Malta freeze on golden passport businessman for $59 million
A South African fund is requesting US courts to green-light a discovery of evidence from banks, to use in legal proceedings in Malta, Italy and Bermuda on a $59 million arbitration award against Ghanaian businessman John Kodwo Taylor
A South African fund is requesting US courts to green-light a discovery of evidence from banks, to use in legal proceedings in Malta, Italy and Bermuda on a $59 million arbitration award against Ghanaian businessman John Kodwo Taylor.
Taylor, a Ghanian national, became a Maltese citizen in 2017 and is the sole shareholder and director of Maltese company Kodwo & Sons.
Vantage Mezzanine Fund II Partnership, an investment fund that provides finance to “high-risk businesses”, wants evidence from various American banks, for use in at least three foreign court proceedings.
Vantage wants to recover sufficient assets to satisfy an arbitration award of $59 million entered by the London Court of International Arbitration in December 2022.

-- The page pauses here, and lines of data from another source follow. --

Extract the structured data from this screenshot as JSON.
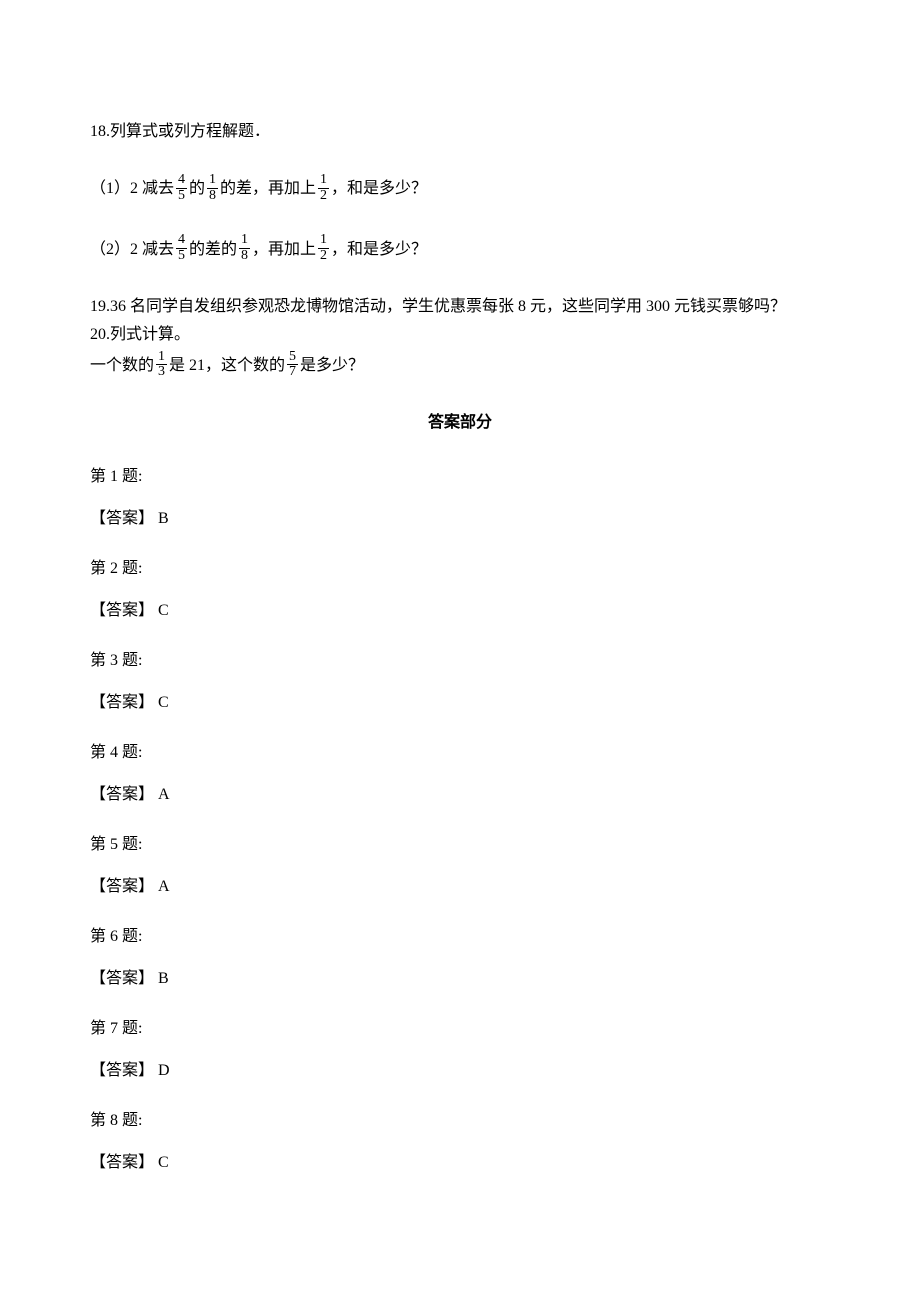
{
  "q18": {
    "title": "18.列算式或列方程解题．",
    "sub1_pre": "（1）2 减去 ",
    "sub1_f1_num": "4",
    "sub1_f1_den": "5",
    "sub1_mid1": "的 ",
    "sub1_f2_num": "1",
    "sub1_f2_den": "8",
    "sub1_mid2": "的差，再加上 ",
    "sub1_f3_num": "1",
    "sub1_f3_den": "2",
    "sub1_post": "，和是多少？",
    "sub2_pre": "（2）2 减去 ",
    "sub2_f1_num": "4",
    "sub2_f1_den": "5",
    "sub2_mid1": "的差的 ",
    "sub2_f2_num": "1",
    "sub2_f2_den": "8",
    "sub2_mid2": "，再加上 ",
    "sub2_f3_num": "1",
    "sub2_f3_den": "2",
    "sub2_post": "，和是多少？"
  },
  "q19": "19.36 名同学自发组织参观恐龙博物馆活动，学生优惠票每张 8 元，这些同学用 300 元钱买票够吗？",
  "q20": {
    "title": "20.列式计算。",
    "pre": "一个数的 ",
    "f1_num": "1",
    "f1_den": "3",
    "mid1": "是 21，这个数的 ",
    "f2_num": "5",
    "f2_den": "7",
    "post": "是多少？"
  },
  "answers_header": "答案部分",
  "answers": [
    {
      "q": "第 1 题:",
      "a": "【答案】 B"
    },
    {
      "q": "第 2 题:",
      "a": "【答案】 C"
    },
    {
      "q": "第 3 题:",
      "a": "【答案】 C"
    },
    {
      "q": "第 4 题:",
      "a": "【答案】 A"
    },
    {
      "q": "第 5 题:",
      "a": "【答案】 A"
    },
    {
      "q": "第 6 题:",
      "a": "【答案】 B"
    },
    {
      "q": "第 7 题:",
      "a": "【答案】 D"
    },
    {
      "q": "第 8 题:",
      "a": "【答案】 C"
    }
  ]
}
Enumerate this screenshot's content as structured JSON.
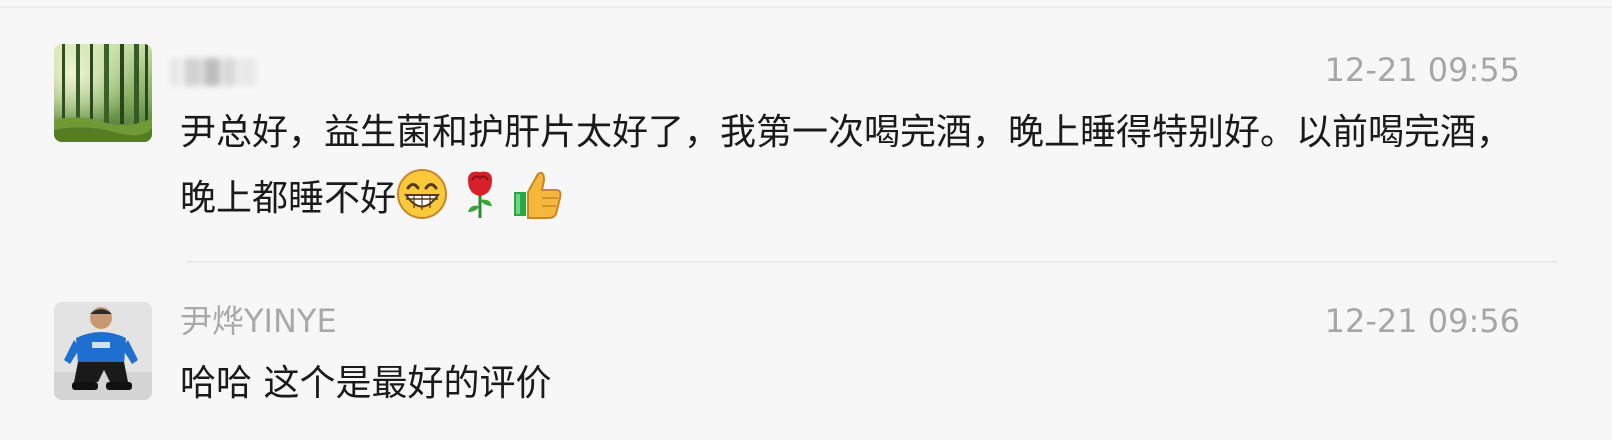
{
  "comments": [
    {
      "author": "",
      "author_blurred": true,
      "avatar": "forest-avatar",
      "time": "12-21 09:55",
      "text": "尹总好，益生菌和护肝片太好了，我第一次喝完酒，晚上睡得特别好。以前喝完酒，晚上都睡不好",
      "emojis": [
        "grinning-face-emoji",
        "rose-emoji",
        "thumbs-up-emoji"
      ]
    },
    {
      "author": "尹烨YINYE",
      "avatar": "person-avatar",
      "time": "12-21 09:56",
      "text": "哈哈 这个是最好的评价"
    }
  ],
  "colors": {
    "background": "#f7f7f7",
    "name": "#a9a9a9",
    "time": "#a6a6a6",
    "text": "#1a1a1a"
  }
}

The award concerned a personal guarantee that Taylor provided for loans issued by Vantage and a German entity called DEG Deutsche Investitions, to Surfline Communications, a Ghanaian company that develops high-speed internet networks in Ghana, of which Taylor is executive chairperson.
Vantage has since obtained a garnishee order on Taylor’s Malta bank accounts, and a precautionary warrant of seizure on his company shares. Taylor has however not yet been served in Malta, believed to use the island only for his company to act as an investment vehicle. Vantage said it would seek the uncommon course of action to force a judicial sale of the Kodwo company shares. But to value the shares, it is necessary to locate assets such as Kodwo bank accounts and its wire transfers.
Vantage said the respondent banks in the freeze requested on Taylor’s accounts were also likely though unknowingly, involved in wire transfers to or from Taylor’s accounts in Malta, Italy, and Bermuda, and his companies in BVI and Florida. Taylor is billed as a serial entrepreneur with interests in oil and gas, finance, property and telecoms, starting in 1999 with oil trading company Cirrus Energy Services. His tech company Surfline was Ghana’s first 4G LTE network providing wireless broadband services to the public.